Mal ganz abgesehen von den Kosten und der Umweltverschmutzung gibt es noch eine Reihe von Gründe, ab und zu mal zu Fuß zu gehen oder mit dem Rad zu fahren.

Bewegung an der frischen Luft – ob zu Fuß oder auf dem Rad – wirken sich nicht nur positiv auf die körperliche Gesundheit aus, auch die Psyche profitiert enorm. Das Konzentrationsvermögen und die Arbeitsleistung steigen und gleichzeitig sinkt der Stresslevel. Laut Empfehlung der Weltgesundheitsorganisation (WHO) reichen schon 10.000 Schritte pro Tag, um geistig und körperlich fit zu bleiben. Dies entspricht je nach Schrittlänge einer Streckenlänge von etwa 6 -7 Kilometern. Das hört sich viel an, ist aber relativ schnell zu erreichen, wenn man kleine alltägliche Erledigungen nicht mit dem Auto, sondern per Pedes oder mit dem Rad zurücklegt.

Laut WHO reicht es nicht, diese Strecke zu schlendern oder langsam zu radeln, wenn man fitter werden will. Man sollte ganz bewusst größere Schritte machen, also mehr walken als schlendern bzw. etwas schneller in die Pedale treten, damit der Puls höher schlägt als normal.

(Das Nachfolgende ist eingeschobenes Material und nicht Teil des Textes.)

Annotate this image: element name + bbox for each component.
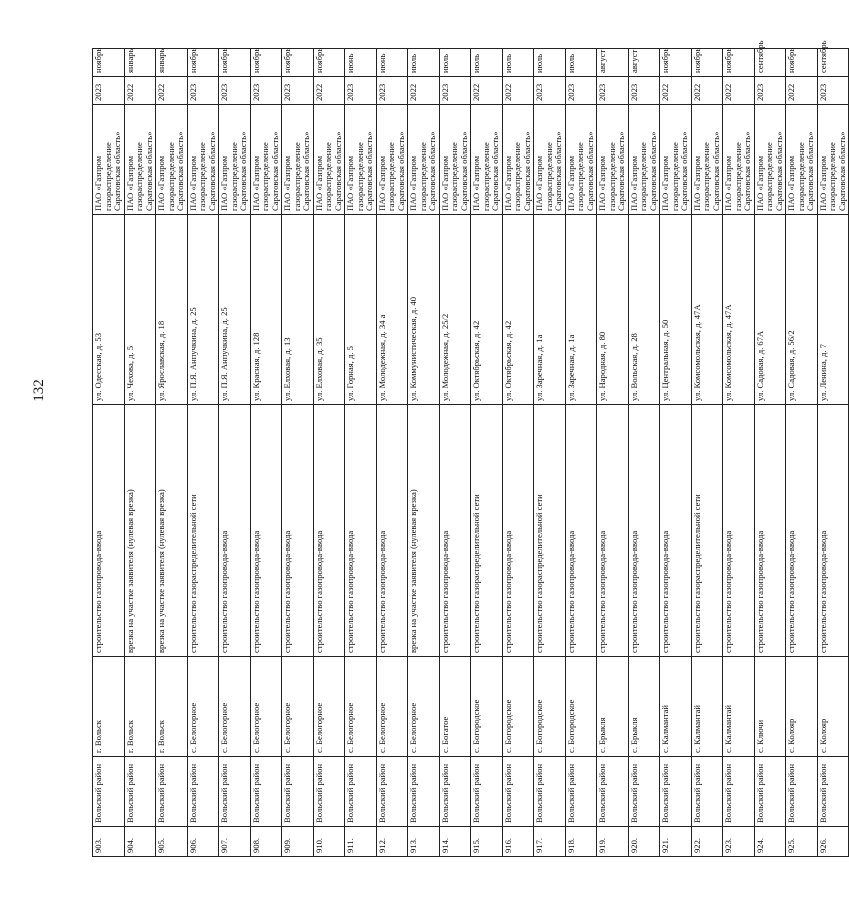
- settlement-cell: г. Вольск: [124, 657, 156, 757]
- district-cell: Вольский район: [313, 757, 345, 827]
- year-cell: 2023: [628, 77, 660, 105]
- year-cell: 2023: [817, 77, 849, 105]
- address-cell: ул. Октябрьская, д. 42: [502, 215, 534, 405]
- work-type-cell: строительство газораспределительной сети: [534, 405, 566, 657]
- table-row: [156, 49, 188, 857]
- organization-cell: ПАО «Газпром газораспределение Саратовская область»: [565, 105, 597, 215]
- address-cell: ул. Молодежная, д. 34 а: [376, 215, 408, 405]
- settlement-cell: с. Белогорное: [250, 657, 282, 757]
- page-number: 132: [30, 379, 47, 402]
- row-number-cell: 918.: [565, 827, 597, 857]
- month-cell: ноябрь: [786, 49, 818, 77]
- work-type-cell: строительство газопровода-ввода: [786, 405, 818, 657]
- organization-cell: ПАО «Газпром газораспределение Саратовская область»: [534, 105, 566, 215]
- year-cell: 2022: [156, 77, 188, 105]
- address-cell: ул. Елховая, д. 13: [282, 215, 314, 405]
- work-type-cell: строительство газопровода-ввода: [502, 405, 534, 657]
- year-cell: 2023: [565, 77, 597, 105]
- district-cell: Вольский район: [345, 757, 377, 827]
- settlement-cell: с. Богородское: [534, 657, 566, 757]
- organization-cell: ПАО «Газпром газораспределение Саратовская область»: [124, 105, 156, 215]
- row-number-cell: 923.: [723, 827, 755, 857]
- settlement-cell: с. Калмантай: [723, 657, 755, 757]
- address-cell: ул. Красная, д. 128: [250, 215, 282, 405]
- table-row: [691, 49, 723, 857]
- year-cell: 2023: [376, 77, 408, 105]
- organization-cell: ПАО «Газпром газораспределение Саратовская область»: [250, 105, 282, 215]
- table-row: [534, 49, 566, 857]
- row-number-cell: 909.: [282, 827, 314, 857]
- district-cell: Вольский район: [534, 757, 566, 827]
- row-number-cell: 904.: [124, 827, 156, 857]
- month-cell: январь: [124, 49, 156, 77]
- month-cell: ноябрь: [313, 49, 345, 77]
- district-cell: Вольский район: [817, 757, 849, 827]
- table-row: [93, 49, 125, 857]
- table-row: [565, 49, 597, 857]
- work-type-cell: строительство газопровода-ввода: [754, 405, 786, 657]
- district-cell: Вольский район: [691, 757, 723, 827]
- month-cell: сентябрь: [817, 49, 849, 77]
- district-cell: Вольский район: [565, 757, 597, 827]
- month-cell: январь: [156, 49, 188, 77]
- district-cell: Вольский район: [93, 757, 125, 827]
- year-cell: 2022: [660, 77, 692, 105]
- year-cell: 2023: [219, 77, 251, 105]
- row-number-cell: 924.: [754, 827, 786, 857]
- table-row: [628, 49, 660, 857]
- address-cell: ул. Коммунистическая, д. 40: [408, 215, 440, 405]
- organization-cell: ПАО «Газпром газораспределение Саратовская область»: [817, 105, 849, 215]
- month-cell: июль: [534, 49, 566, 77]
- address-cell: ул. Молодежная, д. 25/2: [439, 215, 471, 405]
- year-cell: 2022: [408, 77, 440, 105]
- month-cell: ноябрь: [250, 49, 282, 77]
- month-cell: ноябрь: [660, 49, 692, 77]
- settlement-cell: с. Брыкля: [628, 657, 660, 757]
- work-type-cell: строительство газопровода-ввода: [439, 405, 471, 657]
- year-cell: 2023: [439, 77, 471, 105]
- organization-cell: ПАО «Газпром газораспределение Саратовская область»: [187, 105, 219, 215]
- table-row: [754, 49, 786, 857]
- district-cell: Вольский район: [439, 757, 471, 827]
- table-row: [597, 49, 629, 857]
- settlement-cell: с. Калмантай: [691, 657, 723, 757]
- year-cell: 2022: [471, 77, 503, 105]
- district-cell: Вольский район: [124, 757, 156, 827]
- table-row: [723, 49, 755, 857]
- settlement-cell: с. Колояр: [817, 657, 849, 757]
- organization-cell: ПАО «Газпром газораспределение Саратовская область»: [660, 105, 692, 215]
- work-type-cell: строительство газопровода-ввода: [565, 405, 597, 657]
- organization-cell: ПАО «Газпром газораспределение Саратовская область»: [723, 105, 755, 215]
- settlement-cell: с. Белогорное: [345, 657, 377, 757]
- organization-cell: ПАО «Газпром газораспределение Саратовская область»: [786, 105, 818, 215]
- work-type-cell: врезка на участке заявителя (нулевая врезка): [124, 405, 156, 657]
- row-number-cell: 920.: [628, 827, 660, 857]
- organization-cell: ПАО «Газпром газораспределение Саратовская область»: [282, 105, 314, 215]
- row-number-cell: 905.: [156, 827, 188, 857]
- table-row: [282, 49, 314, 857]
- organization-cell: ПАО «Газпром газораспределение Саратовская область»: [439, 105, 471, 215]
- district-cell: Вольский район: [408, 757, 440, 827]
- work-type-cell: строительство газопровода-ввода: [313, 405, 345, 657]
- settlement-cell: с. Ключи: [754, 657, 786, 757]
- month-cell: июль: [471, 49, 503, 77]
- work-type-cell: строительство газораспределительной сети: [471, 405, 503, 657]
- row-number-cell: 906.: [187, 827, 219, 857]
- row-number-cell: 908.: [250, 827, 282, 857]
- year-cell: 2023: [93, 77, 125, 105]
- settlement-cell: с. Белогорное: [282, 657, 314, 757]
- work-type-cell: строительство газопровода-ввода: [723, 405, 755, 657]
- settlement-cell: с. Белогорное: [376, 657, 408, 757]
- district-cell: Вольский район: [282, 757, 314, 827]
- address-cell: ул. Чехова, д. 5: [124, 215, 156, 405]
- district-cell: Вольский район: [471, 757, 503, 827]
- district-cell: Вольский район: [723, 757, 755, 827]
- month-cell: июнь: [345, 49, 377, 77]
- address-cell: ул. Заречная, д. 1а: [534, 215, 566, 405]
- work-type-cell: строительство газопровода-ввода: [597, 405, 629, 657]
- table-container: [92, 40, 847, 857]
- month-cell: июль: [408, 49, 440, 77]
- row-number-cell: 922.: [691, 827, 723, 857]
- row-number-cell: 903.: [93, 827, 125, 857]
- organization-cell: ПАО «Газпром газораспределение Саратовская область»: [156, 105, 188, 215]
- work-type-cell: строительство газопровода-ввода: [376, 405, 408, 657]
- year-cell: 2023: [534, 77, 566, 105]
- row-number-cell: 907.: [219, 827, 251, 857]
- address-cell: ул. П.Я. Анпучкина, д. 25: [187, 215, 219, 405]
- work-type-cell: строительство газопровода-ввода: [219, 405, 251, 657]
- address-cell: ул. Одесская, д. 53: [93, 215, 125, 405]
- district-cell: Вольский район: [250, 757, 282, 827]
- work-type-cell: врезка на участке заявителя (нулевая врезка): [156, 405, 188, 657]
- month-cell: ноябрь: [282, 49, 314, 77]
- year-cell: 2022: [502, 77, 534, 105]
- year-cell: 2023: [250, 77, 282, 105]
- settlement-cell: с. Богородское: [502, 657, 534, 757]
- table-row: [250, 49, 282, 857]
- organization-cell: ПАО «Газпром газораспределение Саратовская область»: [219, 105, 251, 215]
- address-cell: ул. Народная, д. 80: [597, 215, 629, 405]
- year-cell: 2023: [597, 77, 629, 105]
- address-cell: ул. П.Я. Анпучкина, д. 25: [219, 215, 251, 405]
- table-row: [345, 49, 377, 857]
- organization-cell: ПАО «Газпром газораспределение Саратовская область»: [628, 105, 660, 215]
- organization-cell: ПАО «Газпром газораспределение Саратовская область»: [502, 105, 534, 215]
- settlement-cell: с. Белогорное: [408, 657, 440, 757]
- year-cell: 2022: [313, 77, 345, 105]
- district-cell: Вольский район: [156, 757, 188, 827]
- district-cell: Вольский район: [187, 757, 219, 827]
- work-type-cell: строительство газопровода-ввода: [282, 405, 314, 657]
- row-number-cell: 925.: [786, 827, 818, 857]
- organization-cell: ПАО «Газпром газораспределение Саратовская область»: [313, 105, 345, 215]
- table-row: [187, 49, 219, 857]
- settlement-cell: с. Брыкля: [597, 657, 629, 757]
- month-cell: ноябрь: [93, 49, 125, 77]
- address-cell: ул. Центральная, д. 50: [660, 215, 692, 405]
- settlement-cell: г. Вольск: [156, 657, 188, 757]
- settlement-cell: г. Вольск: [93, 657, 125, 757]
- address-cell: ул. Садовая, д. 67А: [754, 215, 786, 405]
- settlement-cell: с. Калмантай: [660, 657, 692, 757]
- table-row: [660, 49, 692, 857]
- table-row: [439, 49, 471, 857]
- district-cell: Вольский район: [754, 757, 786, 827]
- year-cell: 2023: [754, 77, 786, 105]
- month-cell: июль: [502, 49, 534, 77]
- row-number-cell: 913.: [408, 827, 440, 857]
- table-row: [124, 49, 156, 857]
- work-type-cell: строительство газопровода-ввода: [628, 405, 660, 657]
- month-cell: ноябрь: [187, 49, 219, 77]
- year-cell: 2022: [723, 77, 755, 105]
- row-number-cell: 912.: [376, 827, 408, 857]
- settlement-cell: с. Колояр: [786, 657, 818, 757]
- address-cell: ул. Октябрьская, д. 42: [471, 215, 503, 405]
- district-cell: Вольский район: [786, 757, 818, 827]
- organization-cell: ПАО «Газпром газораспределение Саратовская область»: [754, 105, 786, 215]
- settlement-cell: с. Белогорное: [187, 657, 219, 757]
- district-cell: Вольский район: [597, 757, 629, 827]
- row-number-cell: 926.: [817, 827, 849, 857]
- work-type-cell: строительство газопровода-ввода: [93, 405, 125, 657]
- settlement-cell: с. Белогорное: [313, 657, 345, 757]
- table-body: [93, 40, 849, 857]
- month-cell: ноябрь: [219, 49, 251, 77]
- row-number-cell: 921.: [660, 827, 692, 857]
- row-number-cell: 916.: [502, 827, 534, 857]
- work-type-cell: строительство газопровода-ввода: [250, 405, 282, 657]
- settlement-cell: с. Белогорное: [219, 657, 251, 757]
- row-number-cell: 919.: [597, 827, 629, 857]
- year-cell: 2022: [691, 77, 723, 105]
- table-row: [408, 49, 440, 857]
- month-cell: ноябрь: [723, 49, 755, 77]
- year-cell: 2023: [282, 77, 314, 105]
- month-cell: ноябрь: [691, 49, 723, 77]
- table-row: [502, 49, 534, 857]
- address-cell: ул. Ярославская, д. 18: [156, 215, 188, 405]
- year-cell: 2023: [187, 77, 219, 105]
- district-cell: Вольский район: [219, 757, 251, 827]
- row-number-cell: 915.: [471, 827, 503, 857]
- work-type-cell: строительство газораспределительной сети: [691, 405, 723, 657]
- address-cell: ул. Комсомольская, д. 47А: [723, 215, 755, 405]
- month-cell: август: [628, 49, 660, 77]
- district-cell: Вольский район: [502, 757, 534, 827]
- address-cell: ул. Заречная, д. 1а: [565, 215, 597, 405]
- organization-cell: ПАО «Газпром газораспределение Саратовская область»: [93, 105, 125, 215]
- table-row: [817, 49, 849, 857]
- district-cell: Вольский район: [376, 757, 408, 827]
- settlement-cell: с. Богородское: [471, 657, 503, 757]
- year-cell: 2023: [345, 77, 377, 105]
- address-cell: ул. Горная, д. 5: [345, 215, 377, 405]
- row-number-cell: 910.: [313, 827, 345, 857]
- settlement-cell: с. Богородское: [565, 657, 597, 757]
- district-cell: Вольский район: [628, 757, 660, 827]
- address-cell: ул. Елховая, д. 35: [313, 215, 345, 405]
- organization-cell: ПАО «Газпром газораспределение Саратовская область»: [691, 105, 723, 215]
- table-row: [471, 49, 503, 857]
- table-row: [376, 49, 408, 857]
- month-cell: август: [597, 49, 629, 77]
- row-number-cell: 917.: [534, 827, 566, 857]
- work-type-cell: врезка на участке заявителя (нулевая врезка): [408, 405, 440, 657]
- organization-cell: ПАО «Газпром газораспределение Саратовская область»: [471, 105, 503, 215]
- address-cell: ул. Ленина, д. 7: [817, 215, 849, 405]
- work-type-cell: строительство газораспределительной сети: [187, 405, 219, 657]
- gasification-table: [92, 40, 849, 857]
- address-cell: ул. Вольская, д. 28: [628, 215, 660, 405]
- work-type-cell: строительство газопровода-ввода: [345, 405, 377, 657]
- address-cell: ул. Комсомольская, д. 47А: [691, 215, 723, 405]
- work-type-cell: строительство газопровода-ввода: [660, 405, 692, 657]
- district-cell: Вольский район: [660, 757, 692, 827]
- row-number-cell: 914.: [439, 827, 471, 857]
- month-cell: июнь: [376, 49, 408, 77]
- year-cell: 2022: [786, 77, 818, 105]
- settlement-cell: с. Богатое: [439, 657, 471, 757]
- table-row: [313, 49, 345, 857]
- organization-cell: ПАО «Газпром газораспределение Саратовская область»: [597, 105, 629, 215]
- organization-cell: ПАО «Газпром газораспределение Саратовская область»: [408, 105, 440, 215]
- table-row: [219, 49, 251, 857]
- address-cell: ул. Садовая, д. 56/2: [786, 215, 818, 405]
- table-row: [786, 49, 818, 857]
- month-cell: июль: [439, 49, 471, 77]
- year-cell: 2022: [124, 77, 156, 105]
- organization-cell: ПАО «Газпром газораспределение Саратовская область»: [376, 105, 408, 215]
- organization-cell: ПАО «Газпром газораспределение Саратовская область»: [345, 105, 377, 215]
- month-cell: июль: [565, 49, 597, 77]
- month-cell: сентябрь: [754, 49, 786, 77]
- row-number-cell: 911.: [345, 827, 377, 857]
- work-type-cell: строительство газопровода-ввода: [817, 405, 849, 657]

Nicht nur der Weg zur Arbeit, zum Einkaufen oder abends ins Kino dient unserer Gesundheit und kann entspannend wirken, wenn man ihn geht bzw. auf dem Rad zurücklegt. Insbesondere Waldspaziergänge und Mountainbike Touren wirken sich positiv auf das Wohlbefinden eines gestressten Menschen aus. Die Farben der Natur und die Stille senken laut Studie der WHO den Stresspegel beträchtlich.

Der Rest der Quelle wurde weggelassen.